11x17 anchor with SEQUENCE at the top in large blue color-block letters. Below: 4 numbered steps in a horizontal arrow (Step 1 FIRST, Step 2 NEXT, Step 3 AFTER THAT, Step 4 FINALLY) with icons. Below the arrow: worked example paragraph (Wangari Maathai's life) with each sequence-signal highlighted in yellow. Print-ready, dyslexic-friendly font.

Guided practice

16 min
Tasks
  • Pick a body-paragraph focus that calls for sequence (a process, a biography, a historical order). Draft a TDET paragraph using 3 sequence-signals.
    scaffold Sequence signal-word card at desk + MG-3 + MG-4 anchors
  • Annotate: underline each sequence-signal in blue; circle any dates or time-phrases.
    scaffold Blue pencil + signal-word card

Formative assessment

4 min
Exit ticket
  • Read your sequence paragraph aloud to a partner. Partner names: 3 sequence-signals and the time-order of the steps.
  • Star your strongest sequence signal.
scoring 3 signals named + correct time-order = mastery; 2 signals = practicing; 0-1 = sequence reteach in lesson 13.

Closure

3 min
Moves
  • Hold up your sequence paragraph.
  • Predict: tomorrow we draft body 3 — and we revise the whole draft for cohesion.

Homework

10 min
Tasks
  • At home tonight, write a 4-step sequence for an ordinary task (brushing teeth, making a sandwich, walking the dog). Use FIRST, NEXT, AFTER THAT, FINALLY. Bring it tomorrow.

Exercises in this lesson

eng.g3.s.ex_21
Pick a body-paragraph focus that calls for SEQUENCE text-structure.
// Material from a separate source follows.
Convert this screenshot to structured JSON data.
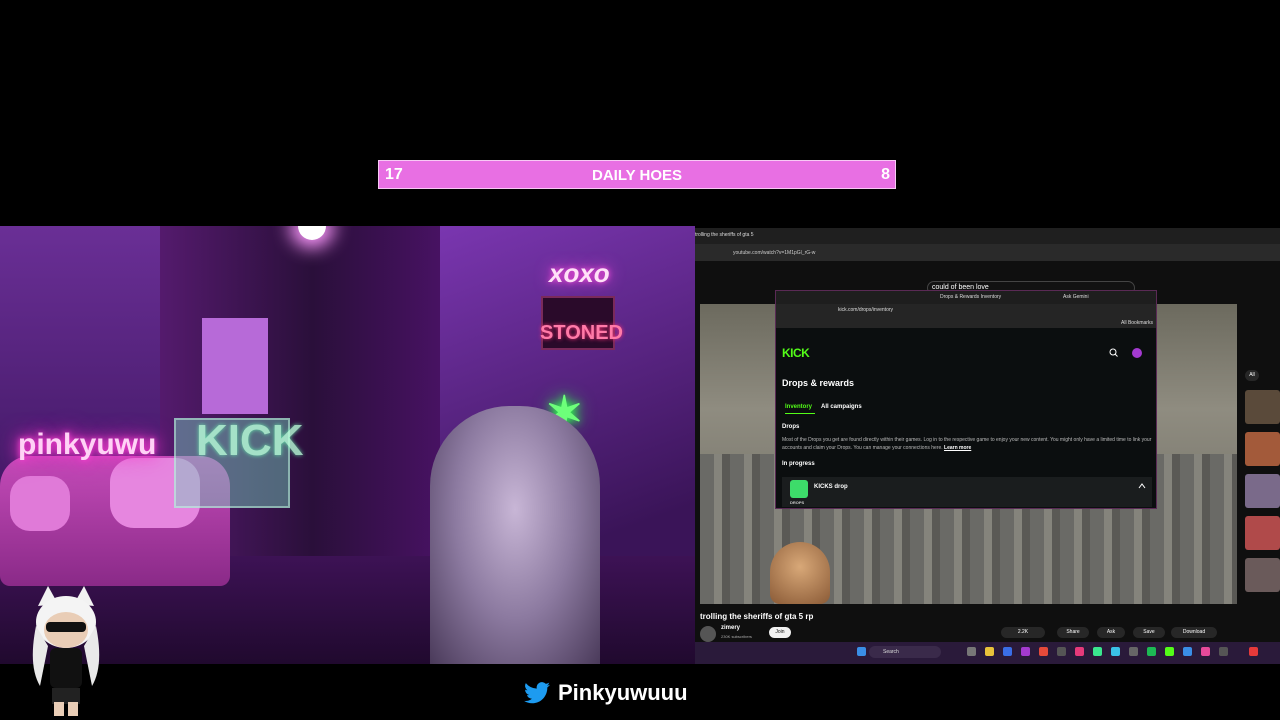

Draft a TDET paragraph using 3 sequence-signal words (FIRST, NEXT,...
sequence paragraph draft · diff 3
eng.g3.s.ex_22
Sort these 12 transition words into 4 families: SEQUENCE / ADDITION / CONTRAST / CAUSE-CONCLUSION. Words: first, also, however,...
sequence signal sort · diff 2

Differentiation

Scaffolds
  • Sequence numbered template (Step 1, Step 2, Step 3 with sentence frames)
  • Sequence signal-word strip (FIRST, NEXT, AFTER THAT, FINALLY in a row)
  • Partner-brainstorm order before writing
Extensions
  • Use a date AND a sequence-signal in the same sentence ('On February 1, 1960, four friends sat down at the Greensboro lunch counter.').
  • Add a fourth step and use 'LATER' as a fifth sequence signal.
English Learners
  • Bilingual signal-word cards
  • Numbered diagram of the sequence before writing
  • Oral step-by-step rehearsal
Ieps 504s
  • Drawing-the-sequence in 3 numbered panels acceptable
  • Reduced target: 3 steps with FIRST/NEXT/FINALLY only
  • Adult scribe

Teacher notes

Sequence is the most accessible text-structure for biography topics. Children who chose a person as their expert topic should default to sequence unless there is a strong reason to use description. Watch for the 'random sequence' problem — children pick sequence-signals (first/next/finally) but the actual content isn't in time-order. The numbered template prevents this. Pair sequence with dates whenever possible — a date attaches the sequence to a real time and makes the writing more concrete. The signal-word strip at desk is a useful daily scaffold.